Étrange, conclut l’auteur, d’avoir choisi New York comme sujet de son dernier livre. Non pas pour n’y être jamais allé, ce qui est le cas, mais pour faire de ce refus le ressort même du présent livre. La fascination, la force d’attraction qu’exerce New York s’en trouvent ici décuplées.
Pour celui que l’on désigne aujourd’hui comme le représentant de l’instantané littéraire, le genre qu’il aura contribué à faire rayonner depuis La première gorgée de bière et autres plaisirs minuscules, la ville debout, surnommée ainsi par Louis-Ferdinand Céline, offrait un terrain d’exploration inépuisable tant et aussi longtemps qu’il se refuserait à confronter la réalité aux images et aux souvenirs qui découlaient de reproductions de livres scolaires, d’affiches, de lectures, de films, d’albums écoutés en boucle qui, tous à leur manière, ont nourri le mythe de la mégapole dans son esprit et qu’il a tenu à préserver jusqu’à ce jour. N’est-on pas le plus souvent déçu de voir porter à l’écran un roman que l’on aura aimé, de ne pas retrouver dans les personnages mis en scène l’intensité et la profondeur qu’on leur prêtait à la lecture ? Ainsi en est-il de New York pour Philippe Delerm : la ville maintes fois imaginée conservera son attrait et son pouvoir tant qu’il la vénérera à distance. Cette affection verse par moments dans la dévotion et n’est sans doute pas étrangère à l’émerveillement qu’exerce New York sur les Européens. La réticence de Delerm à prendre l’avion lui a jusqu’ici permis de protéger la ville idéalisée surgie des images engrangées au fil des ans.

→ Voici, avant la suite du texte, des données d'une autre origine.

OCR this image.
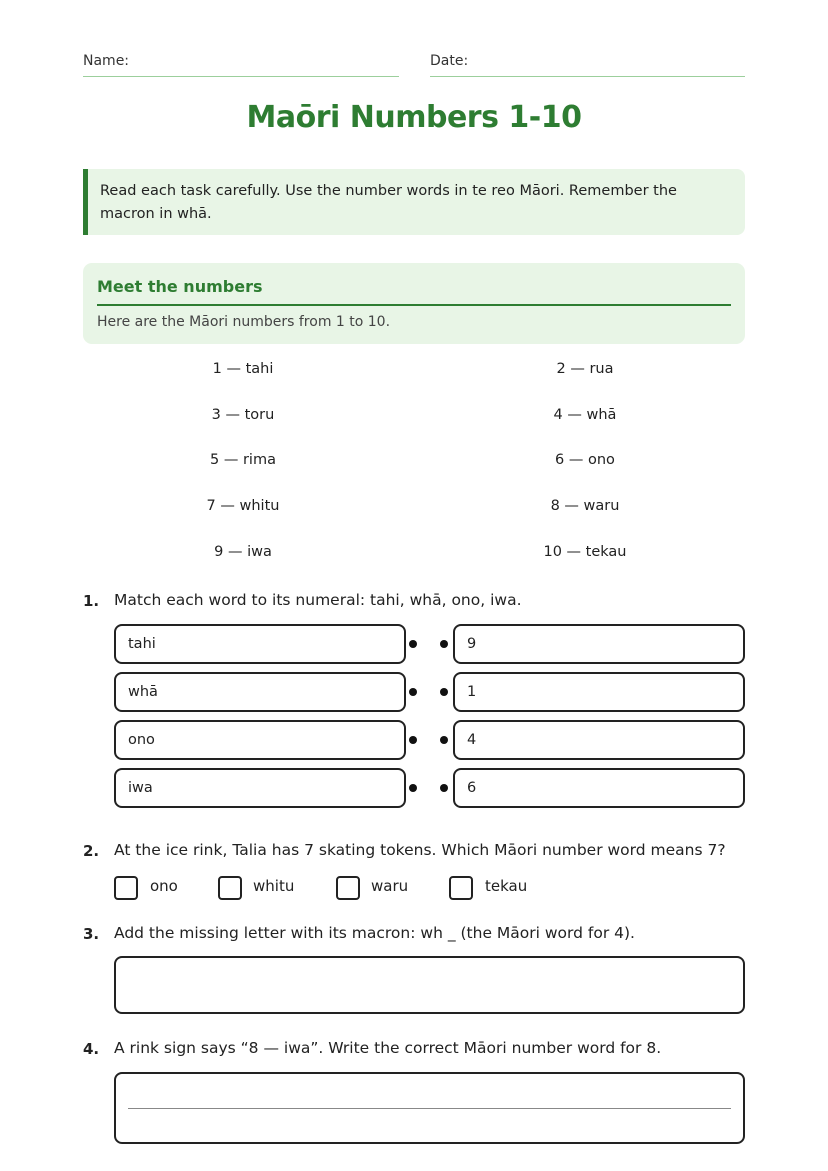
Name:	Date:
Maōri Numbers 1-10
Read each task carefully. Use the number words in te reo Māori. Remember the macron in whā.
Meet the numbers
Here are the Māori numbers from 1 to 10.
1 — tahi	2 — rua
3 — toru	4 — whā
5 — rima	6 — ono
7 — whitu	8 — waru
9 — iwa	10 — tekau
1. Match each word to its numeral: tahi, whā, ono, iwa.
tahi	9
whā	1
ono	4
iwa	6
2. At the ice rink, Talia has 7 skating tokens. Which Māori number word means 7?
ono	whitu	waru	tekau
3. Add the missing letter with its macron: wh _ (the Māori word for 4).
4. A rink sign says “8 — iwa”. Write the correct Māori number word for 8.
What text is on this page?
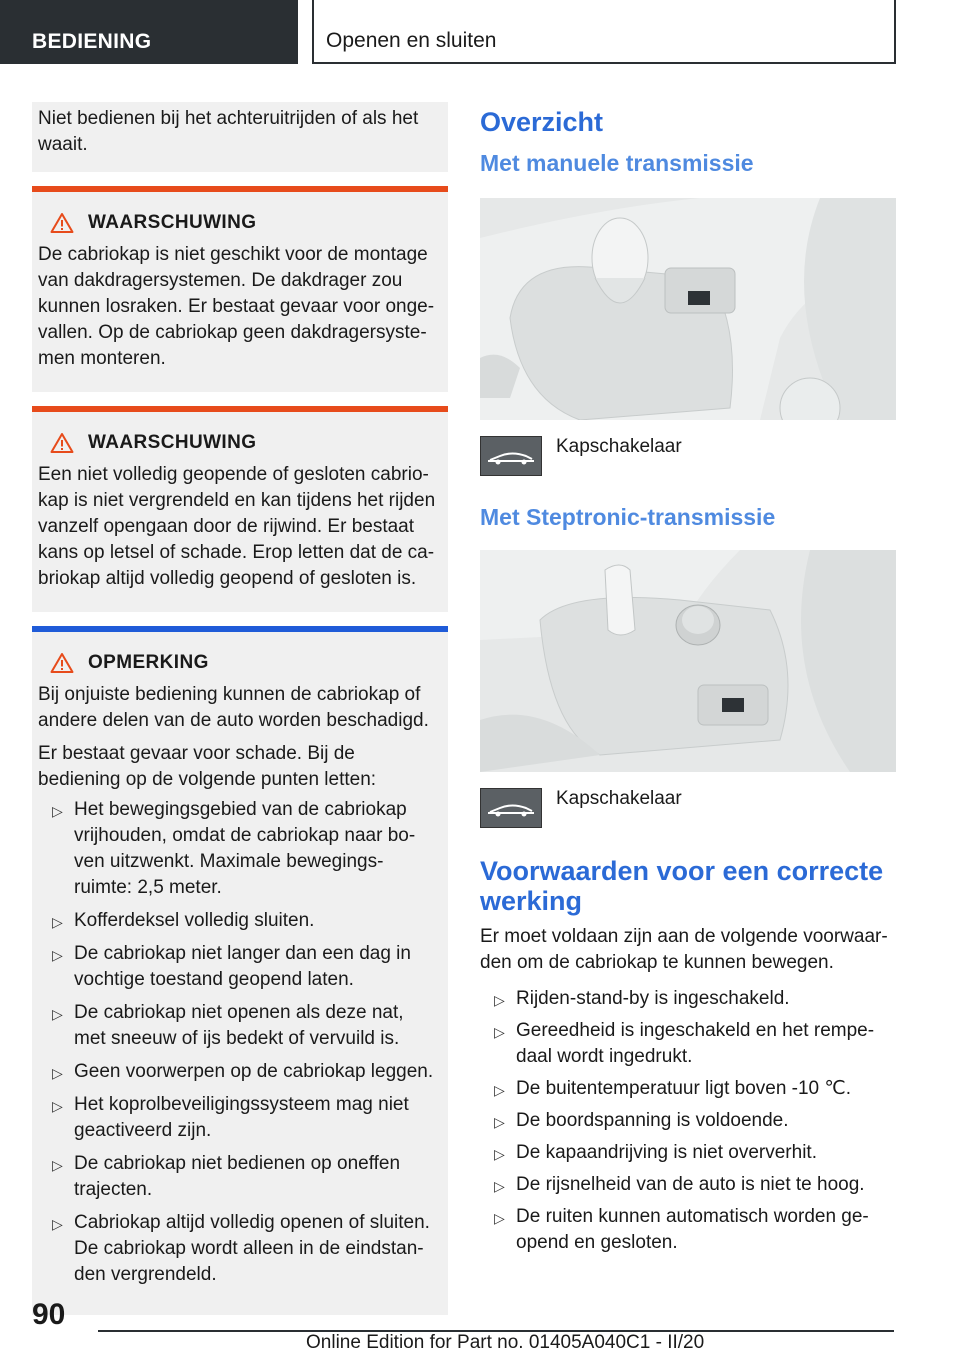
BEDIENING	Openen en sluiten

Niet bedienen bij het achteruitrijden of als het waait.

WAARSCHUWING

De cabriokap is niet geschikt voor de montage van dakdragersystemen. De dakdrager zou kunnen losraken. Er bestaat gevaar voor onge-vallen. Op de cabriokap geen dakdragersyste-men monteren.

WAARSCHUWING

Een niet volledig geopende of gesloten cabrio-kap is niet vergrendeld en kan tijdens het rijden vanzelf opengaan door de rijwind. Er bestaat kans op letsel of schade. Erop letten dat de ca-briokap altijd volledig geopend of gesloten is.

OPMERKING

Bij onjuiste bediening kunnen de cabriokap of andere delen van de auto worden beschadigd.

Er bestaat gevaar voor schade. Bij de bediening op de volgende punten letten:

▷ Het bewegingsgebied van de cabriokap vrijhouden, omdat de cabriokap naar bo-ven uitzwenkt. Maximale bewegings-ruimte: 2,5 meter.
▷ Kofferdeksel volledig sluiten.
▷ De cabriokap niet langer dan een dag in vochtige toestand geopend laten.
▷ De cabriokap niet openen als deze nat, met sneeuw of ijs bedekt of vervuild is.
▷ Geen voorwerpen op de cabriokap leggen.
▷ Het koprolbeveiligingssysteem mag niet geactiveerd zijn.
▷ De cabriokap niet bedienen op oneffen trajecten.
▷ Cabriokap altijd volledig openen of sluiten. De cabriokap wordt alleen in de eindstan-den vergrendeld.
Overzicht
Met manuele transmissie
Kapschakelaar
Met Steptronic-transmissie
Kapschakelaar
Voorwaarden voor een correcte werking

Er moet voldaan zijn aan de volgende voorwaar-den om de cabriokap te kunnen bewegen.

▷ Rijden-stand-by is ingeschakeld.
▷ Gereedheid is ingeschakeld en het rempe-daal wordt ingedrukt.
▷ De buitentemperatuur ligt boven -10 ℃.
▷ De boordspanning is voldoende.
▷ De kapaandrijving is niet oververhit.
▷ De rijsnelheid van de auto is niet te hoog.
▷ De ruiten kunnen automatisch worden ge-opend en gesloten.
90
Online Edition for Part no. 01405A040C1 - II/20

New York émerge donc des souvenirs de l’auteur et s’érige à partir des impressions, des affiches et des pochettes de disques devenus mythiques qu’il rappelle à notre mémoire, tel l’album The Freewheelin’Bob Dylan sur lequel on voit le chanteur, le col relevé et les mains dans les poches, arpenter une avenue de la Grosse Pomme au bras d’une jeune femme, avant même que New York n’hérite de ce surnom. Delerm, fidèle à son habitude, s’attarde aux menus détails pour nous entraîner à sa suite dans son New York revisité, comme Henri Calet avait su le faire pour Paris. Philippe Delerm se fait un point d’honneur de rapporter quelques anecdotes et réminiscences ayant nourri cette fascination pour New York, dont le spectacle donné par Simon and Garfunkel à Central Park, le 19 septembre 1981. Et nous voilà à notre tour lancés sur les pas de James Dean, de Woody Allen, de Paul Auster, d’Herman Melville – pour ne nommer que ceux-là – qui, chacun à leur façon, ont contribué à mythifier « la ville qui ne dort jamais ». Le portrait qui en découle est magnifié, idéalisé, voire édulcoré, mais il s’agit avant tout, on l’aura compris, d’une célébration, celle d’une ville imaginée de toutes pièces à même les émotions qu’elle a fait naître chez Philippe Delerm. New York garde ici toute sa grandeur, intacte sa force onirique. « Il y a tant d’occasions d’être infidèle à son esprit d’enfance. Je n’ai pas voulu celle-là », conclut Delerm.